Alors, quelle est la corrélation des négociations commerciales entre l’Indonésie et les États-Unis par le biais de la signature de l’ART (Accord sur le commerce réciproque) avec l’industrie du textile et des chaussures? Le volume d’exportation vers les États-Unis est important et cela peut permettre aux fabriques de continuer à produire.
L’industrie de la chaussure ou des chaussures, selon Anton, n’est pas seulement dense en travail, mais aussi en capital. Il est juste que ce secteur reçoive plus d’attention du gouvernement en raison de sa nature qui est capable d’absorber beaucoup de main-d’œuvre.
« En fait, ce dont nous avons besoin n’est pas de tout ce genre de choses, le gouvernement suffit à éliminer les divers obstacles à l’entreprise sur le terrain. Si une aide sous une autre forme est disponible, s’il vous plaît », a-t-il dit à Edy Suherli, Bambang Eros et Irfan Meidianto lorsqu’il s’est rendu au bureau de VOIdi Tanah Abang, Centre de Jakarta, le 20 février 2026.
En commençant cette année 2026, comment évaluez-vous la position de l'industrie du textile indonésien?

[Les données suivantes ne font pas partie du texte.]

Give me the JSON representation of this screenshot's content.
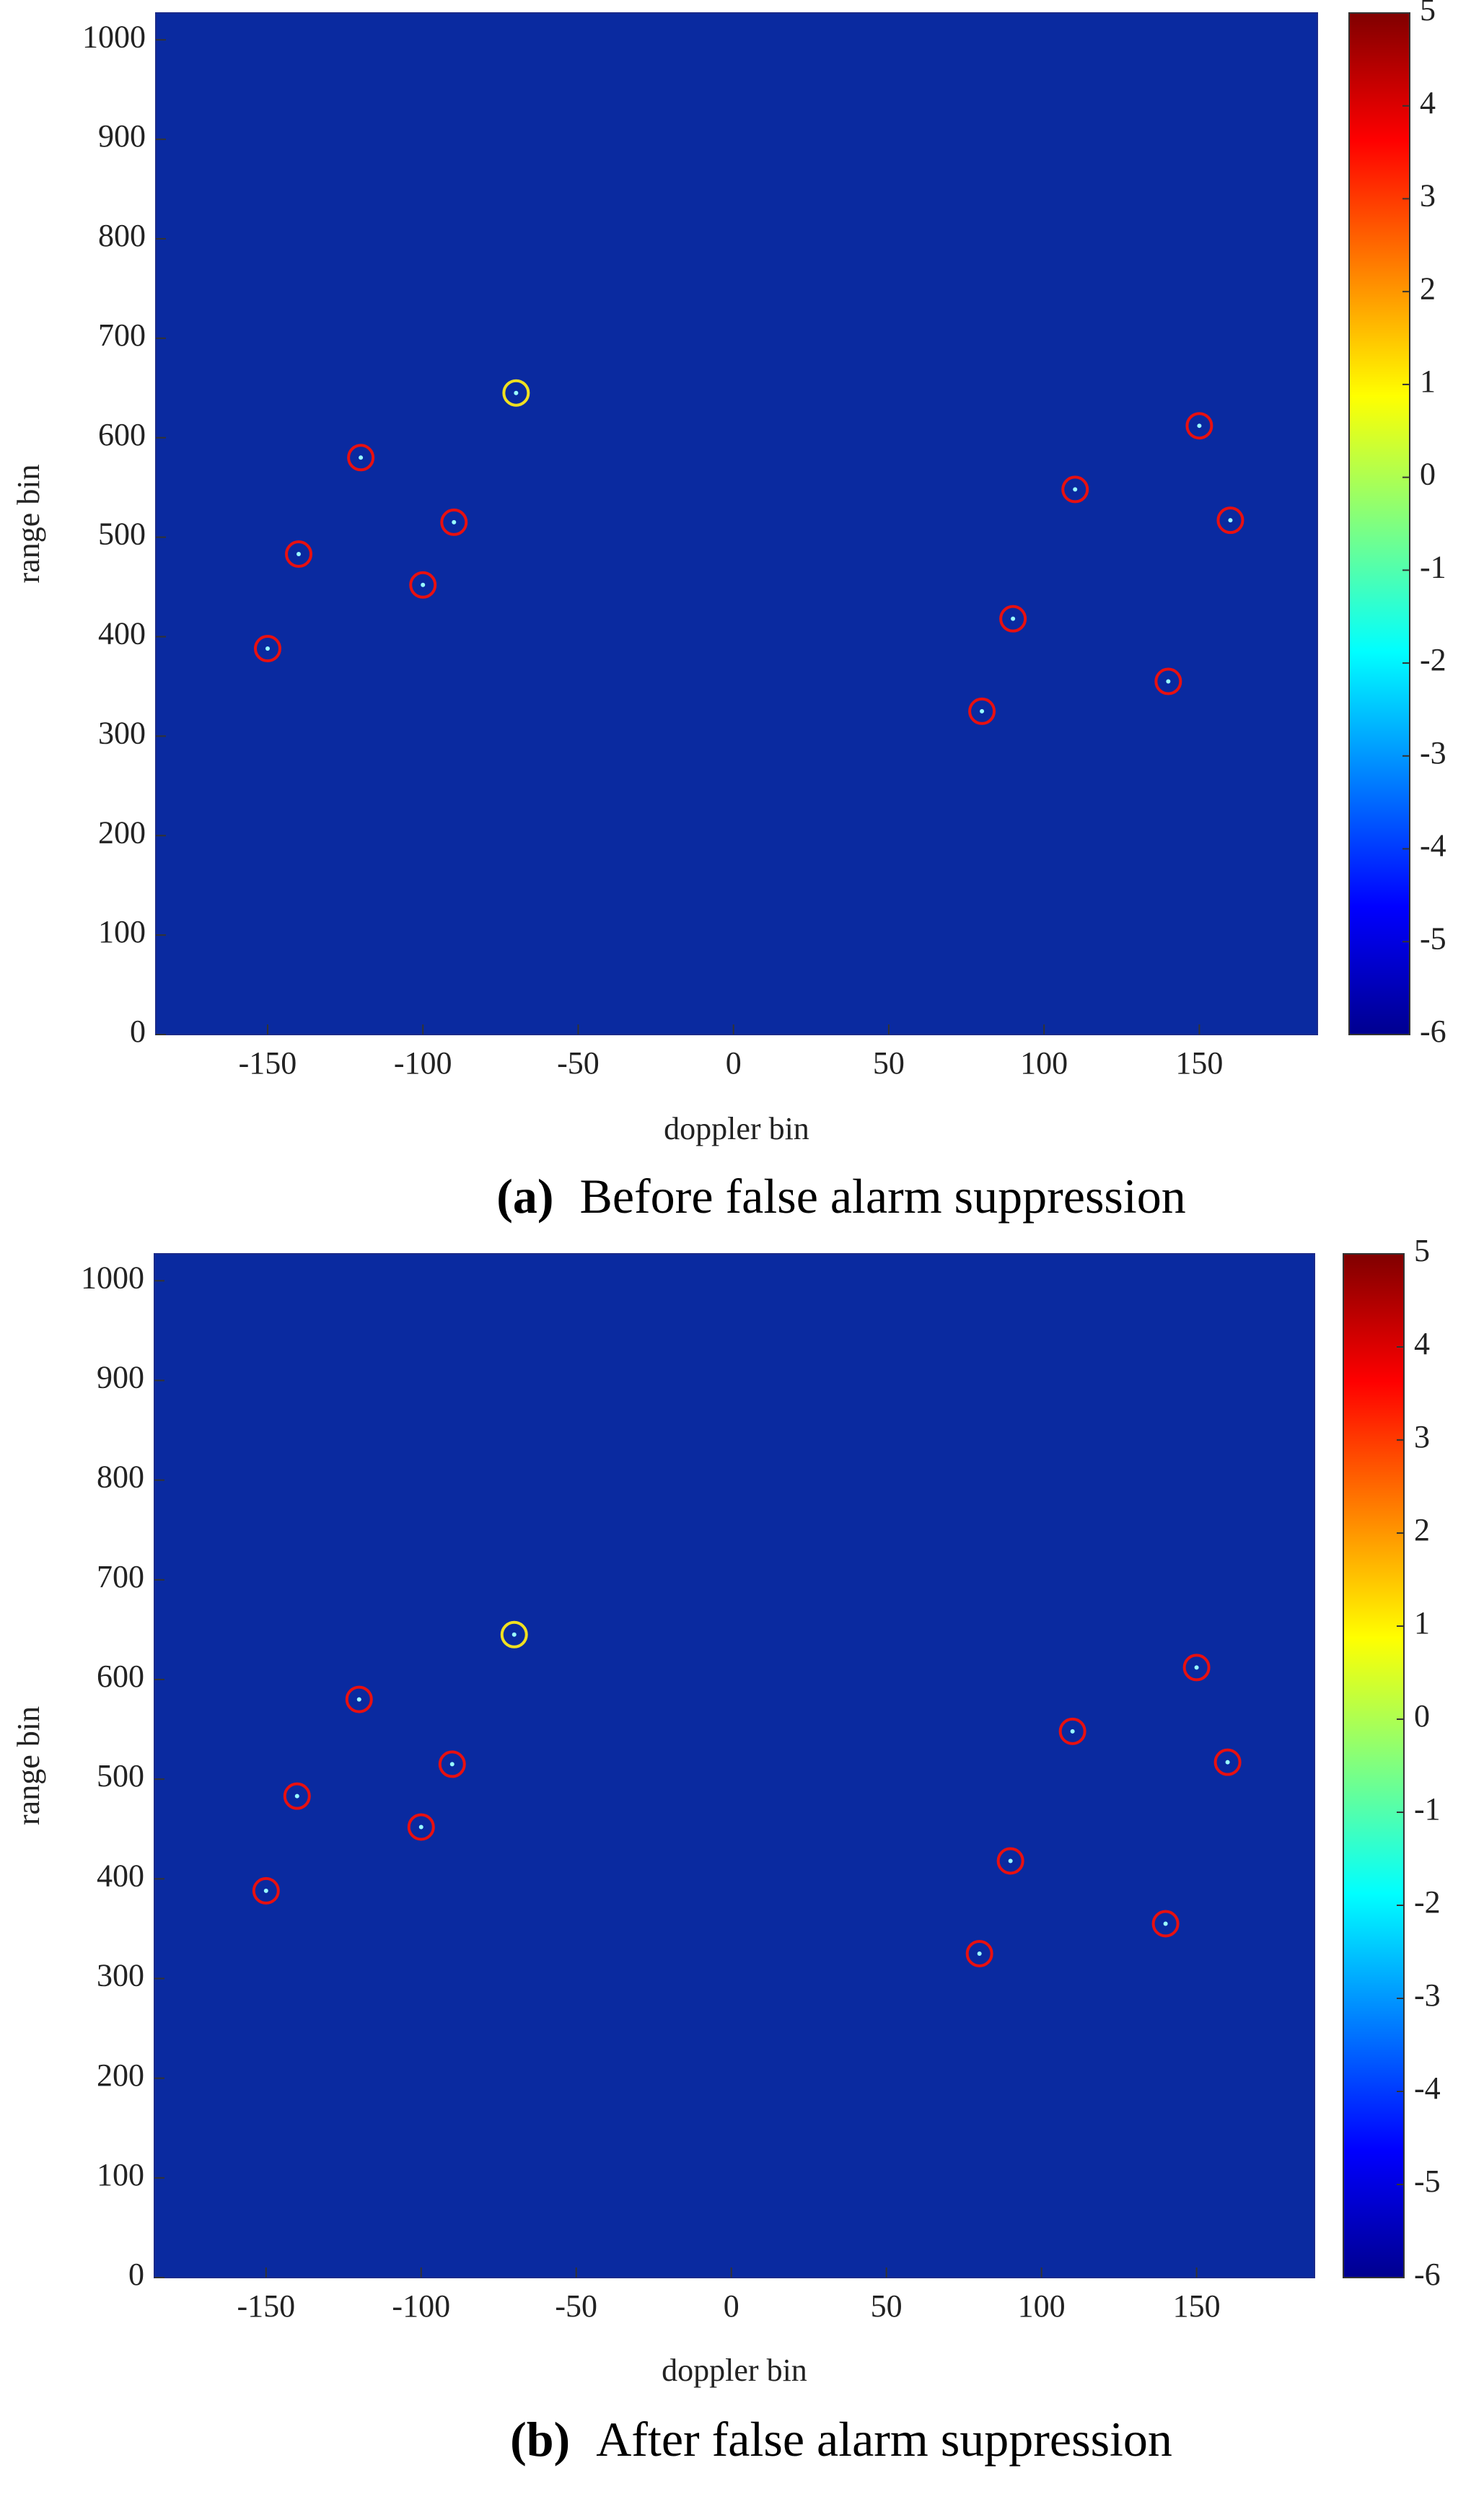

En parlant de l'industrie des chaussures, des vêtements et d'autres industries à forte main-d'œuvre, notre objectif est de fournir autant de travail que possible aux gens. Le problème, c'est que notre structure du travail est de 60% de travailleurs informels, seulement 40% de travailleurs formels. Les travailleurs formels ont des liens de travail, la certitude de recevoir leur salaire à la fin du mois et d'autres assurances sociales. Contrairement aux travailleurs informels, même s'ils ont également des assurances sociales. Ils ont besoin de certitude. Dans le domaine de l'éducation, la majorité des diplômés sont également des élèves du primaire et du secondaire.
La façon de sortir ces frères et sœurs déshérités de la pauvreté est de leur offrir des emplois. C'est là que l'industrie du chaussures, de la confection, du mobilier, etc. peut jouer un rôle de sauvetage.
Nous ne sommes pas assez produits, il faut aussi un accès au marché. Après que Donald Trump est devenu président, tout cela a été perturbé car il a remanié l'ordre du commerce. Les États-Unis sont importants dans les secteurs des chaussures et des vêtements; leur volume représente environ 10% du total des exportations indonésiennes vers les États-Unis ou environ 200 milliards de roupies. Si on ajoute les chaussures et autres, cela peut atteindre 30%. C'est pourquoi ce secteur est important si on parle de création d'emplois. C'est pourquoi les négociations tarifaires avec les États-Unis menées par le gouvernement indonésien sont très attendues.
Le gouvernement indonésien et américain ont signé l'ART, comment réagissez-vous?
Il a bien été signé, mais ce n’est pas suffisant. Jusqu’à présent, le commerce entre l’Indonésie et les États-Unis a été un ex́édent. C’est pourquoi Trump a “punie” en augmentant les tarifs. Les tarifs additionnels sont de 32%, puis les négociations sont descendues à 19%, et maintenant les vêtements sont de nouveau negociables à 0%. Je suis reconnaissant pour les negóciations qui ont été faites.
Si nous obtenons 0%, cela signifie-t-il que nous avons gagné? Quel est l'état de préparation des entrepreneurs de chaussures?
Ce n’est pas certain que nous puissions tirer parti de cela ou non. Dans les années 70, de nombreux entrepreneurs sont entrés dans ce secteur de partenariat. Beaucoup sont tombés, maintenant ce qui reste est ce qui a été testé pour faire face à la concurrence. L’industrie de la chaussure, en plus d’être très laborieuse, est également très capitalistique. Il s’agit d’une combinaison de deux usines; il y en a qui font les semelles de chaussures et d’autres composants tels que les vêtements, les deux se rencontrent.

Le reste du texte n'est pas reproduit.